U.S. Pat. No. 4,877,294 to Kuhn et al. teaches a tractor-trailer braking system having an electric pressure transducer disposed to sense the pressure of compressed air in the pneumatic power supply. The pressure transducer is mounted on the supply tank to sense the pressure inside of the tank. Kuhn also indicates that the transducer acts via electronics to operate an alarm in the operator's compartment, should the sensed pressure increase above, or decrease below, a predetermined amount.
U.S. Pat. No. 5,172,958 to Sell discloses a similar air brake valve system to that in Campanini, discussed above, however, the disclosure in Sell indicates three valve clusters can be used. A first valve cluster controls the passage of compressed air from the emergency gladhand supply line to the spring air brakes. A second valve cluster controls the filling and protection of the air reservoir tank. The third valve cluster eliminates compounding of the braking forces by the service brakes when the spring brakes have been applied.
U.S. Pat. No. 5,533,866 to Malecha teaches a pressurized air brake system for a vehicle comprising a first reservoir and a second reservoir connected to an air compressor. The first and second reservoirs are connected to a control system. The control system is also connected to the compressor for actuating and disengaging the compressor in response to air pressure levels in the first and second reservoirs. Malecha indicates that the reservoirs are connected to service brakes of the tandem and trailer, parking brakes, and wipers, however, other components can also be connected to the reservoirs. Each reservoir has a switch containing a pressure diaphragm. The diaphragms toggle between activated positions and deactivated positions in response to air pressure changes in the reservoirs. Malecha also states that microprocessors and air pressure sensors can be used to monitor reservoir air pressure and control the compression of air by the air compressor.
U.S. Pat. No. 5,592,754 to Krieder et al. provides for a pressure transducer connected to a reservoir to sense the pressure in the reservoir. The transducer provides an electrical signal indicative of the pressure in the reservoir to an electronic controller. The controller uses the signal to control three different outputs: a low pressure warning lamp, a compressor control solenoid and a purge control solenoid. Krieder teaches that the controller is designed to control these items in lieu of three separate mechanical units.
U.S. Pat. No. 6,079,436 to Delfs et al. discloses a pressure sensor connected to an air supply line between a check valve and the compressed air container. The sensor communicates the sensed pressure to control electronics. The control electronics signal one of two pressure regulating valves. The valve is connected to an outlet valve that allows air from a compressor to at least one compressed air consumer.
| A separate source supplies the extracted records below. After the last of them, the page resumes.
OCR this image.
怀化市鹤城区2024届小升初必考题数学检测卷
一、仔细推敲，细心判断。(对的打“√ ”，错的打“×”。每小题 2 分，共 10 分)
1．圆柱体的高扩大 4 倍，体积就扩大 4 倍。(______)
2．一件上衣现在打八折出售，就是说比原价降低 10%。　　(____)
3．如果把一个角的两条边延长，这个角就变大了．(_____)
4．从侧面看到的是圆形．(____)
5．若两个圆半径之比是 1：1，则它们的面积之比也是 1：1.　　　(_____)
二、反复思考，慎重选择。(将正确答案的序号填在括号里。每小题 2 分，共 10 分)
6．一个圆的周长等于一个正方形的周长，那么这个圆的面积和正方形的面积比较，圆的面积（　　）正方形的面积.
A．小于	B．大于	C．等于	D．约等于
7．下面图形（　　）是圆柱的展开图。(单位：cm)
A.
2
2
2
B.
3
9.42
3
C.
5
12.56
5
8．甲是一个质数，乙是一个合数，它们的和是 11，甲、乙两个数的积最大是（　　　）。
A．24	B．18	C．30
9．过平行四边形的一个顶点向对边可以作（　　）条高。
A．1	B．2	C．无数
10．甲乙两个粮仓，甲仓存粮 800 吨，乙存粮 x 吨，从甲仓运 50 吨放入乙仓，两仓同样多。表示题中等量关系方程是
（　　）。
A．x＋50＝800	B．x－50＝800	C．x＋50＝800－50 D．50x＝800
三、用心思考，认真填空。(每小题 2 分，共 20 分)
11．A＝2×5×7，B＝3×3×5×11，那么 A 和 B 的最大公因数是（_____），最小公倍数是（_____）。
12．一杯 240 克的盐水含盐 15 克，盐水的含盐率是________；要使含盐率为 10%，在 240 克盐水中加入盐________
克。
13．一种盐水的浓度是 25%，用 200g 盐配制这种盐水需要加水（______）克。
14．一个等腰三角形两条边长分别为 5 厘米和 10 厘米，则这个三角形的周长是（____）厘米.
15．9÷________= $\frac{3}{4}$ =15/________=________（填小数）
U.S. Pat. No. 6,682,459 to Knight teaches a vehicle brake compressed air supply system having an electronic air charge controller (EAC) and a first and a second pressure sensor. The first pressure sensor measures the pressure within a line connected to a supply reservoir. The pressure in the line is indicative of the pressure in the reservoir. The sensed pressure is sent to the EAC so that it can determine if the pressure in the reservoir is below a pre-determined amount. If the pressure is below the pre-determined amount, a signal is sent to the engine to increase RPM.
It would, however, be safer and economically advantageous for a vehicle to utilize a vehicle brake systems in conjunction with an existing tire management system, to detect and warn the vehicle operator of low brake pressure conditions.